The situations that allowed previous generations to succeed in business are largely gone. Many successful entrepreneurs of the past thrived in an environment where bribes and tax evasion were common. Today, we face a different reality, and not everyone is inclined to pursue that path.
We must embrace the idea that not all of us will be entrepreneurs, but we can all be investors. It is essential to nurture an investment-centric society. If we cannot trust basic investment products like treasury bonds, how can we expect people to invest in more complex financial instruments in the future?
Let us take a step back and understand the society and the new generation we are advising. We are talking about young people earning less than 2,000,000 shillings a month, many of whom are content in their professions. They may not have the time or resources to pursue farming or other entrepreneurial ventures.
For those with an entrepreneurial spirit, they do not need to be reminded of their potential. However, we must also recognize that many young people are simply trying to survive. They are not risk-averse; they are risk-aware. They understand the stakes, and they are making calculated decisions based on their circumstances.

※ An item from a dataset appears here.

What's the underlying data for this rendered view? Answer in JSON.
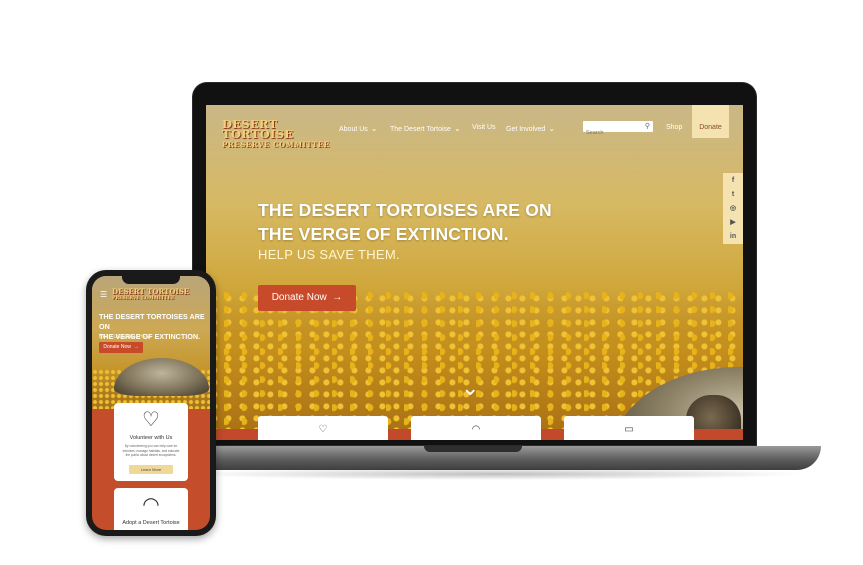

While we encourage young people to take risks, we must also advocate for patience and strategic investment. The ultimate key to building wealth is time. By deploying capital efficiently and allowing it to grow over time, we can achieve financial stability.
Treasury bonds may not offer 100% returns in a year, but they provide a solid foundation for long-term wealth accumulation. Let us guide our fellow young people toward making informed investment choices that will benefit them in the long run.
Happy Investing Everyone
Alex Kakande
While bonds may not offer the allure of quick riches, they provide a stable return without the risk of losing your capital. How many businesses consistently deliver a 10% profit year after year? It is crucial to understand that while entrepreneurship is valuable, it is not the only path to wealth.🔊✔️✔️🤝
Wonderful insight Alex, could you share more on treasury bonds, unit trusts and the various links to these investments. Thanks!!!